Howland calls the miss “disappointing” because changing a patient’s HAM-D score “is a low bar” and the study design, with plenty of recruits, should have done the trick. (It was disappointing to Assurex shareholders, too. Because of the miss, they did not collect a multimillion dollar payout from Myriad as part of its deal to buy Assurex in 2016.)
Dechairo says the study reported “in reverse”—hitting its marks on the tougher measures but not quite getting there on the easier one—due to the nature of the participants. Coming into the study, they were already struggling to find the right medication, having failed one or more drugs.
Dechairo says a subset of 213 patients joined already taking medication that didn’t line up with their genetic profiles. They either knew this right away, because they were randomized into the GeneSight arm and got test results. Or, if they were assigned to the “treatment as usual” arm, they found out after eight weeks, when the study was unblinded. These people—whom Dechairo argues would be the true target population in the real world—had even better improvements across the board, in symptoms, response, and remission.

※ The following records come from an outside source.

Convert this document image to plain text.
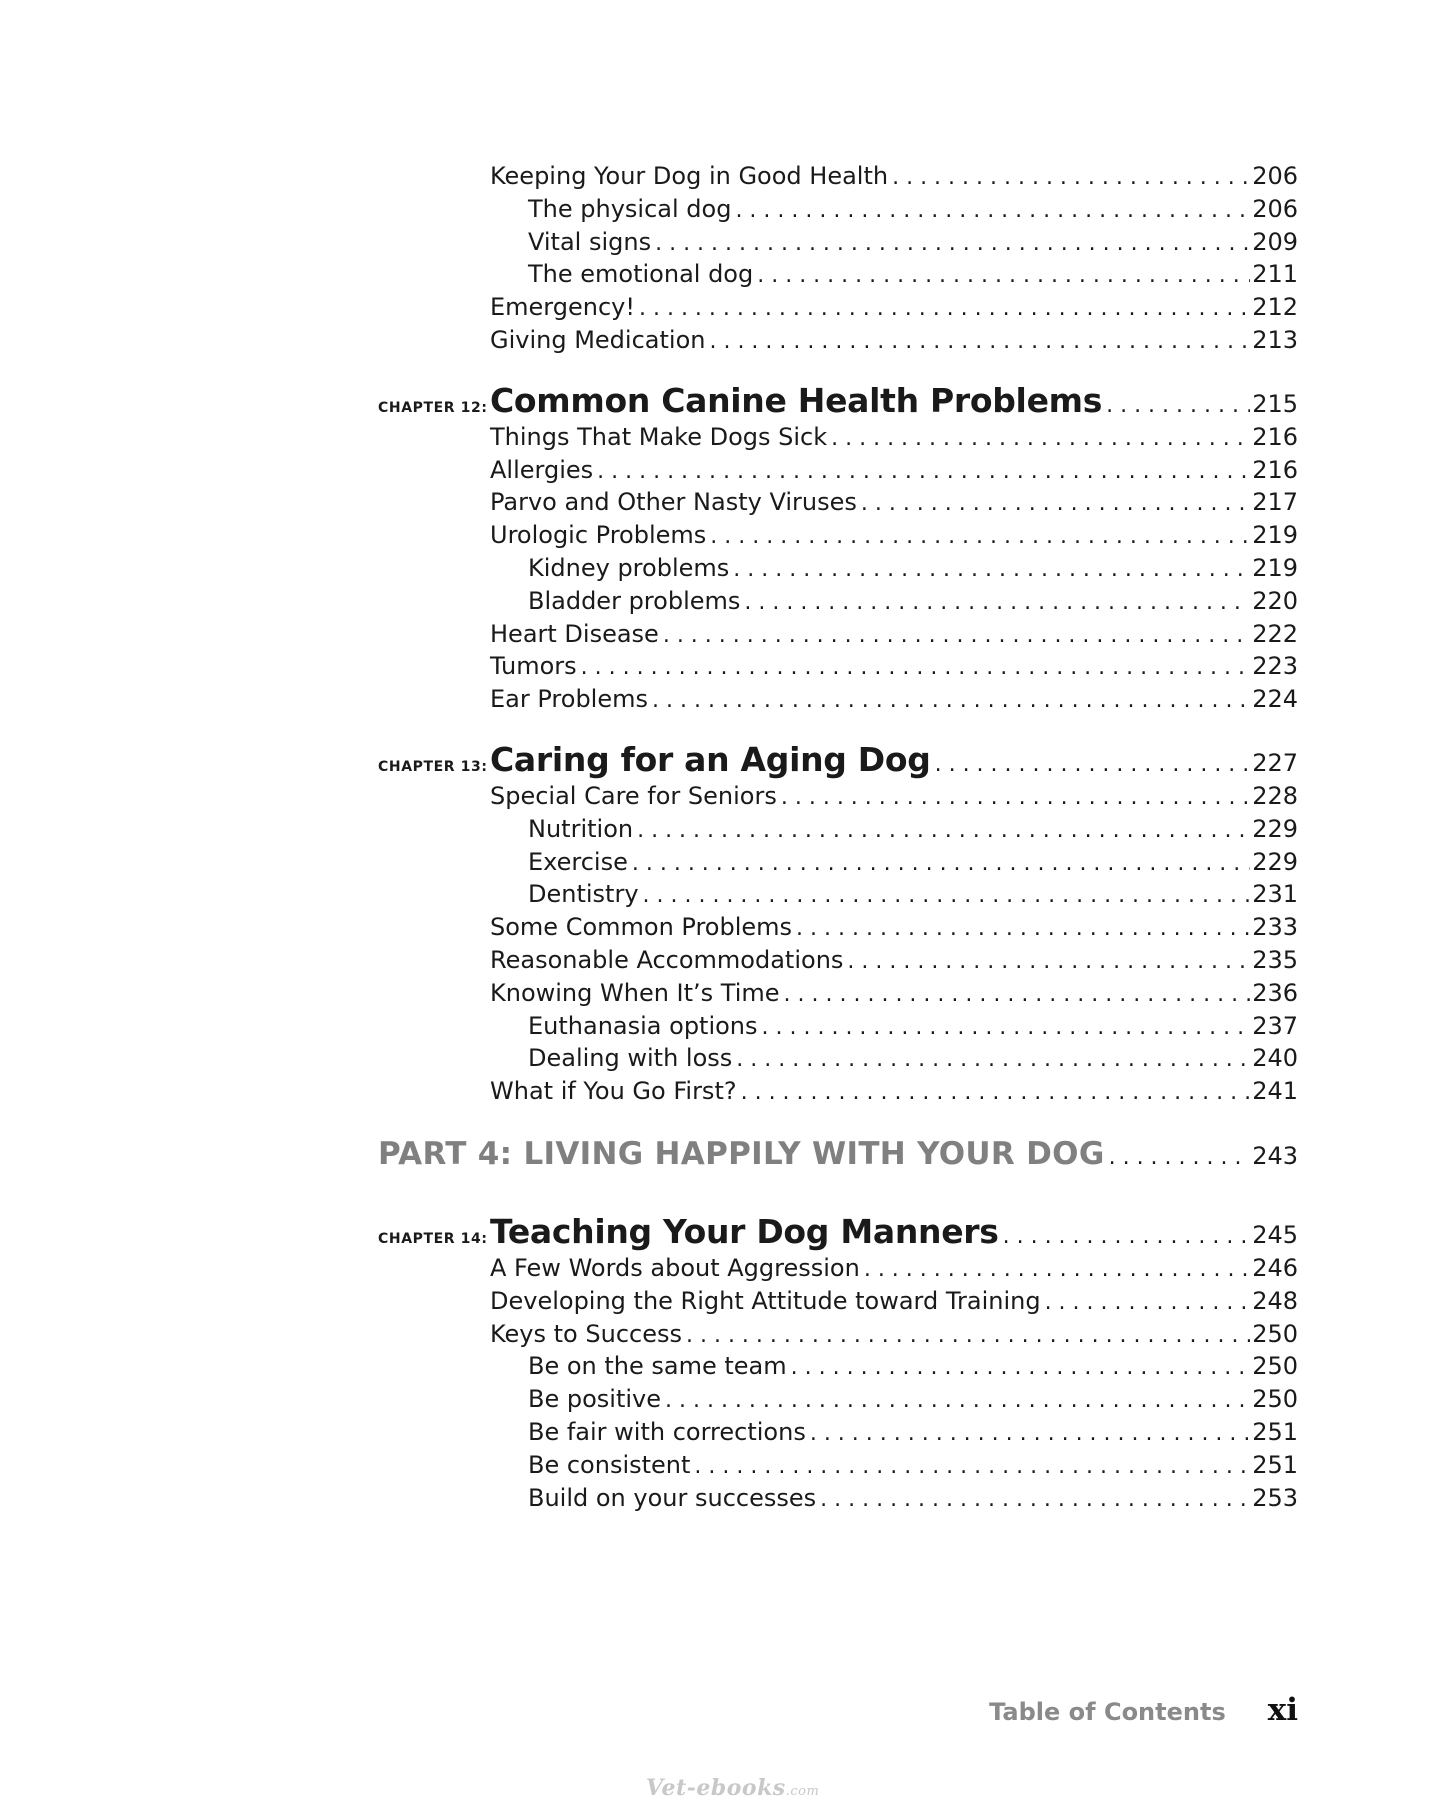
Keeping Your Dog in Good Health . . .	206
The physical dog . . .	206
Vital signs . . .	209
The emotional dog . . .	211
Emergency! . . .	212
Giving Medication . . .	213
CHAPTER 12: Common Canine Health Problems . . .	215
Things That Make Dogs Sick . . .	216
Allergies . . .	216
Parvo and Other Nasty Viruses . . .	217
Urologic Problems . . .	219
Kidney problems . . .	219
Bladder problems . . .	220
Heart Disease . . .	222
Tumors . . .	223
Ear Problems . . .	224
CHAPTER 13: Caring for an Aging Dog . . .	227
Special Care for Seniors . . .	228
Nutrition . . .	229
Exercise . . .	229
Dentistry . . .	231
Some Common Problems . . .	233
Reasonable Accommodations . . .	235
Knowing When It’s Time . . .	236
Euthanasia options . . .	237
Dealing with loss . . .	240
What if You Go First? . . .	241
PART 4: LIVING HAPPILY WITH YOUR DOG . . .	243
CHAPTER 14: Teaching Your Dog Manners . . .	245
A Few Words about Aggression . . .	246
Developing the Right Attitude toward Training . . .	248
Keys to Success . . .	250
Be on the same team . . .	250
Be positive . . .	250
Be fair with corrections . . .	251
Be consistent . . .	251
Build on your successes . . .	253
Table of Contents xi
Vet-ebooks.com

Austin says she was a “major skeptic” of GeneSight because of the inadequate previous tests but is impressed by the new study. These data “give us a lot more to interpret the usefulness of this kind of testing,” but she says she wants to see the full paper, which is not out yet. (Lead investigator Greden is only presenting selected data in a poster this week.)
Like Howland, Austin wants more evidence that the improvements were not just statistically significant but meaningful when making treatment decisions. “You can make any unimportant difference between two groups statistically significant if you recruit enough people to participate,” says Austin.
The poster also gives tantalizing but incomplete longer term results, showing data at 24 weeks—but only for the participants who had GeneSight-guided care. (At 24 weeks, 30 percent were in remission, twice the rate at eight weeks, and about 45 percent had a strong response.) The curves showing the “treatment as usual” patients won’t be available until the full paper is published.
Skepticism about GeneSight from people like Howland and Austin in the field hasn’t stopped Assurex, and now Myriad, from selling it. Diagnostics aren’t subject to the same regulatory approval hurdles as drugs. The test brought in $60.5 million in the second half of 2017, about 16 percent of Myriad’s total revenues, and is growing. The latest quarterly GeneSight sales were nearly 50 percent higher than the year-ago quarter.
Based in Salt Lake City, Myriad bought Assurex in 2016 and promised to keep it in its hometown of Mason, OH. Myriad paid $225 million, with $185 million more promised under certain conditions, such as meeting the primary goal of the new study. Dechairo says Myriad will discuss the extra payouts during its quarterly earnings call tomorrow.
Myriad is best known for its test for the breast cancer genes BRCA1 and BRCA2. It famously lost a landmark Supreme Court case to the American Civil Liberties Union, which successfully argued that human genes could not be patented.